Je me fais aujourd'hui la voix de Marie-Noëlle Battistel, rapporteure spéciale de la commission des affaires économiques, qui est touchée par le covid-19 et à qui je souhaite un prompt rétablissement.
Force est de reconnaître que le plan de relance promet d'importants investissements dans la politique énergétique au sens large pendant les deux à trois années à venir : 6,3 milliards d'euros pour la rénovation thermique des bâtiments publics et privés, 1 milliard pour la décarbonation de l'industrie, 1,28 milliard pour la prime à la conversion et le bonus écologique afin d'accélérer le renouvellement du parc automobile, près de 1,4 milliard pour créer l'avion vert et, enfin, 2 milliards pour développer la filière hydrogène vert. Les chiffres donnent un peu le vertige. Ces dispositifs sont très attendus par les secteurs économiques concernés et permettront notamment de soutenir les filières industrielles qui sont durement touchées par la crise économique aiguë et dont l'horizon est bien incertain.
Et pourtant, si ces efforts financiers sont louables, ils apparaissent biaisés lorsque l'on considère l'évolution des crédits budgétaires dont on m'a confié l'examen. L'enveloppe d'aide à l'achat de véhicules moins polluants compense pour partie le recul net de 290 millions d'euros des dotations budgétaires durables affectées par le programme 174, « Énergie, climat et après-mines », à ces mêmes aides. Le montant total de ces crédits n'est toujours pas à la hauteur des objectifs d'électrification du parc automobile.

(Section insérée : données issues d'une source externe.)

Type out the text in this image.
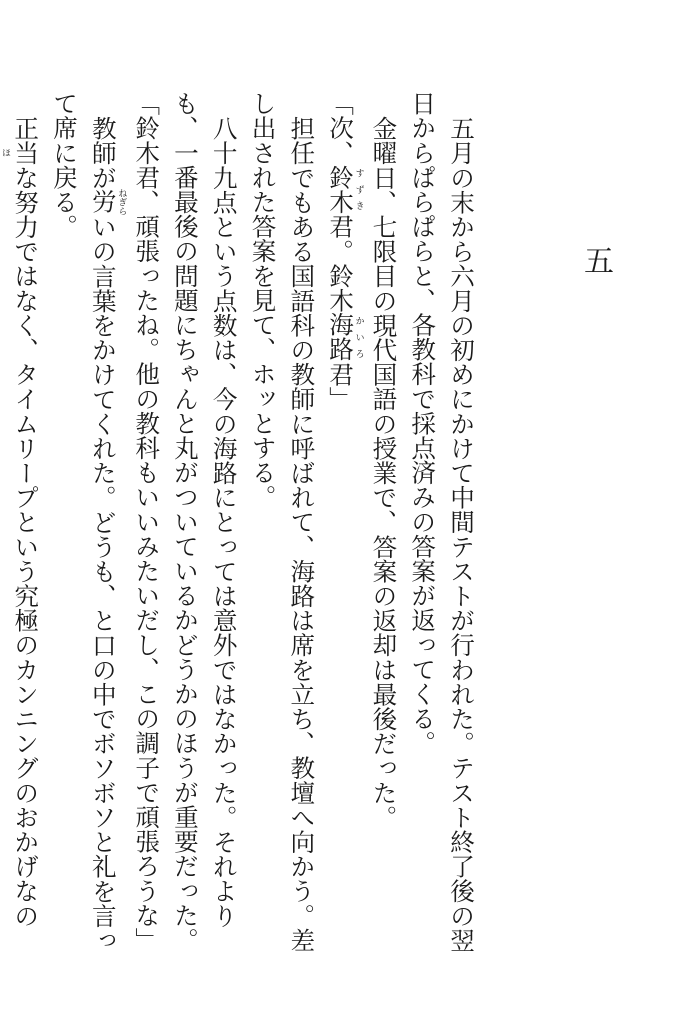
五

五月の末から六月の初めにかけて中間テストが行われた。テスト終了後の翌日からぱらぱらと、各教科で採点済みの答案が返ってくる。

金曜日、七限目の現代国語の授業で、答案の返却は最後だった。

「次、鈴木すずき君。鈴木海路かいろ君」

担任でもある国語科の教師に呼ばれて、海路は席を立ち、教壇へ向かう。差し出された答案を見て、ホッとする。

八十九点という点数は、今の海路にとっては意外ではなかった。それよりも、一番最後の問題にちゃんと丸がついているかどうかのほうが重要だった。

「鈴木君、頑張ったね。他の教科もいいみたいだし、この調子で頑張ろうな」

教師が労ねぎらいの言葉をかけてくれた。どうも、と口の中でボソボソと礼を言って席に戻る。

正当な努力ではなく、タイムリープという究極のカンニングのおかげなの ほ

Quant au dispositif MaPrimeRénov', le doublement de ses dotations dans le programme 174 est le strict résultat de la substitution de la prime à l'ancien crédit d'impôt transition énergétique, le CITE. En 2021, l'addition de ces crédits avec l'enveloppe annuelle relevant du plan de relance pour accélérer le traitement des passoires thermiques n'arrive même pas au niveau du CITE en 2018. L'utilisation de ces moyens est censée être plus ambitieuse et privilégier des rénovations globales : j'approuve. Mais précisément, si l'on tient compte du coût global d'une rénovation performante, ces crédits ne permettraient de financer la rénovation que d'à peine 200 000 logements, ce qui est très loin de l'objectif que vous vous êtes fixé de 500 000 logements rénovés par an.
Même déception, enfin, concernant les énergies renouvelables. Le seul effort supplémentaire de l'État portera sur l'hydrogène vert, déjà évoqué, qui n'est pas une source d'énergie renouvelable à proprement parler. Son développement est une avancée bienvenue, mais le chemin est encore long avant d'aboutir à une production d'hydrogène réellement décarbonée et cette solution ne suffira pas pour relever le défi de l'indispensable transition énergétique. Or, si les crédits du programme 345, « Service public de l'énergie », augmentent de 1,2 milliard d'euros en 2021, ils se décomposent comme suit : 376 millions pour couvrir l'augmentation des surcoûts liés à la péréquation tarifaire dans les zones non interconnectées, 295 millions pour suivre la croissance du volume annuel de biométhane injecté dans les réseaux, 580 millions pour la poursuite du développement en métropole des filières de production d'énergie renouvelable.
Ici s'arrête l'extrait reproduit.